X X

1.3K 262 7
                                    

"Gue rasa lo masih sakit sih ini."

Laki-laki yang sedang menutup wajahnya dari balik lutut itu pun masih menyesali perbuatannya barusan. Entah ada yang di pikirannya sampai bisa berbuat seperti itu kepada sahabatnya sendiri.

Ya, Ace akui dirinya masih menyukai gadis itu!

Tapi Ace bukan tipe orang yang agresif. Tekankan jika ia melakukan ini berhenti diperkenalkan kepada perempuan-perempuan itu. Tiba-tiba saja Tuhan mengirimkan sahabatnya sendiri dan pikirannya tidak bisa berpikir dengan jernih.

Sekarang mereka sedang berdiskusi di dalam kamar mandi. Kamar mandi di kamar hotelnya tadi dan di luar sana sudah ada tiga orang tua yang menunggu kejelasan dari anak-anaknya.

Aludra masih setia mengomelinya dengan kata-kata yang sudah jarang sekali ia dengar. Seakan sedang meluapkan emosinya atas perlakuan Ace tadi. Salahnya juga tidak memberi tahunya.
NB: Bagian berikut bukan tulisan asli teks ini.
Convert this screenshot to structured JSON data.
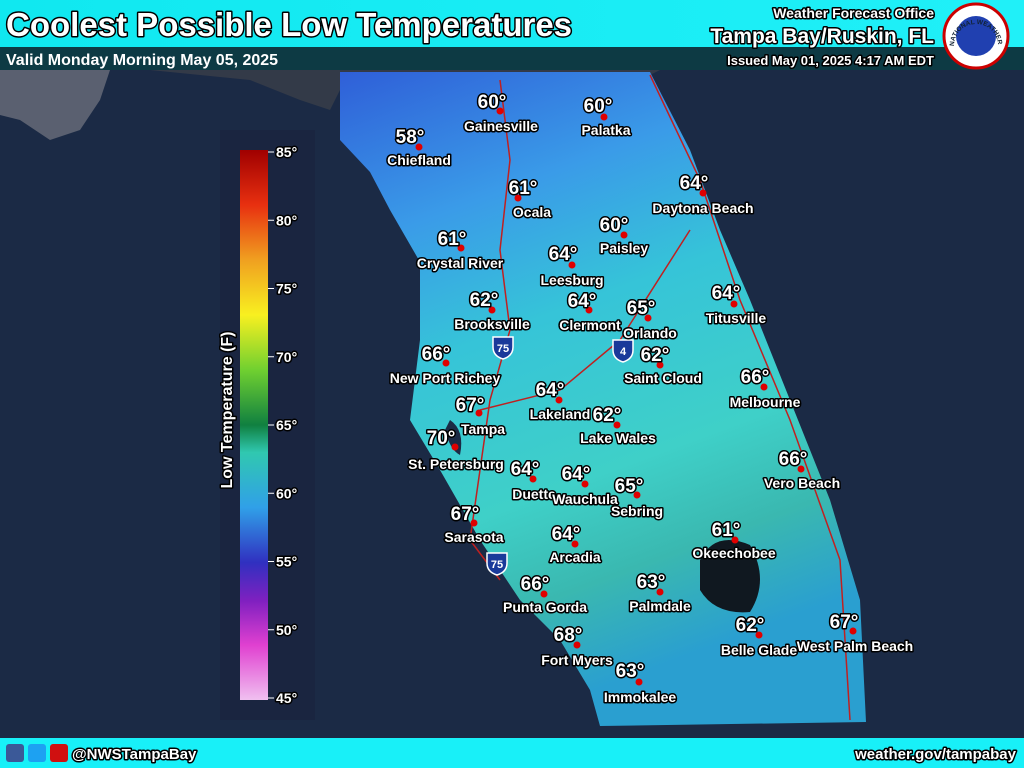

Itu yang Ace sesali sekarang.

"Lo gak cape ngomel–"

"Setidaknya ngomong yang jelas, biar gue gak kayak orang bego disana."

Selaan Aludra membuat kepalanya mendonggak. Mengerjap sejenak. "Lo daritadi ngomel cuma karena masalah itu?" tanyanya bingung.

Tangan yang masih memegang kening pun masih memasang raut jengkelnya. "Menurut lo apa?" tanyanya balik. "Kalo mau ngelakuin satu rencana bareng-bareng, lo kasih dulu konteksnya yang jelas. Jangan tiba-tiba nyosor aja. Ini kening, bukan bantal," omelnya lagi.

"Iya. Kan gue udah minta maaf."

"Permintaan maaf lo telat. Tuh orang tua udah pada nungguin kita ngasih kejelasan. Bangun lo!" pinta Aludra.

"Galak banget," sindirnya. Walaupun masih terlihat jengkel, justru Ace semakin menyukainya. Jika Aludra sedang tidak mengamuk, mungkin ia akan memainkan pipinya karena merasa gemas. "Terus mau gimana? Gue minta maaf, malah gak diterima," ucapnya sambil berdiri kembali.

"Mau gimana lagi, udah terlanjur. Lanjutin aja rencana lo itu." Jari telunjuknya menunjuk keningnya sendiri. "Tapi inget, yang begini jangan lagi kalo gak ada aba-aba. Lo jadi orang ketiga yang nyium gue disini," peringatinya.

"Yang pertama sama kedua siapa?"

Menangkap raut wajahnya yang penuh selidik, tiba-tiba saja Aludra punya ide untuk mengerjainya. Hitung-hitung balas dendam atas kejadian tadi. "Bukan urusan lo." Aludra berusaha mungkin menahan tawanya ketika rencananya berhasil untuk membuatnya jengkel. Agak sedikit keterlaluan, tapi itu balasannya. Siapa suruh menaruhnya dalam situasi itu?

"Yaudah." Ace sebenarnya masih penasaran, tapi ia sembunyikan dahulu agar permasalahan ini cepat selesai. "Kita di depan sana pura-pura pacaran. Lo setuju?" Sekarang rencananya harus melalui surat persetujuan dari calon partnernya malam ini.

"Cuma malam ini?"

Ace menggeleng. "Sampe kakek gue balik lagi ke Jerman. Gue yakin ada sesuatu yang dilakuinnya setelah dia tau gue punya pacar. Jaga-jaga aja. Masih gapapa?"

Cukup lama Aludra berpikir tentang hal itu. Masalahnya Aludra juga tidak tahu cara menjelaskan kepada papanya. Tahu sendiri papanya sangat posesif, ia lebih memikirkan nasib Ace dibandingkan dirinya sendiri.

"Ayah pasti ngasih pengertian ke papa lo, tenang aja. Ayah pernah jadi supervisor di Cassiopeia, nyakinin orang tua kita bukan hal yang susah buat dia," lanjut Ace seakan membaca pikirannya.

"Disini gak ada yang tau tentang kita 'kan?"

"Udah dua jam gue disini, gue cuma dikenal sebagai cucunya Kakek. Gue rasa aman-aman aja sih identitas kita berdua. Jadi gimana?" Ace masih menunggu keputusannya.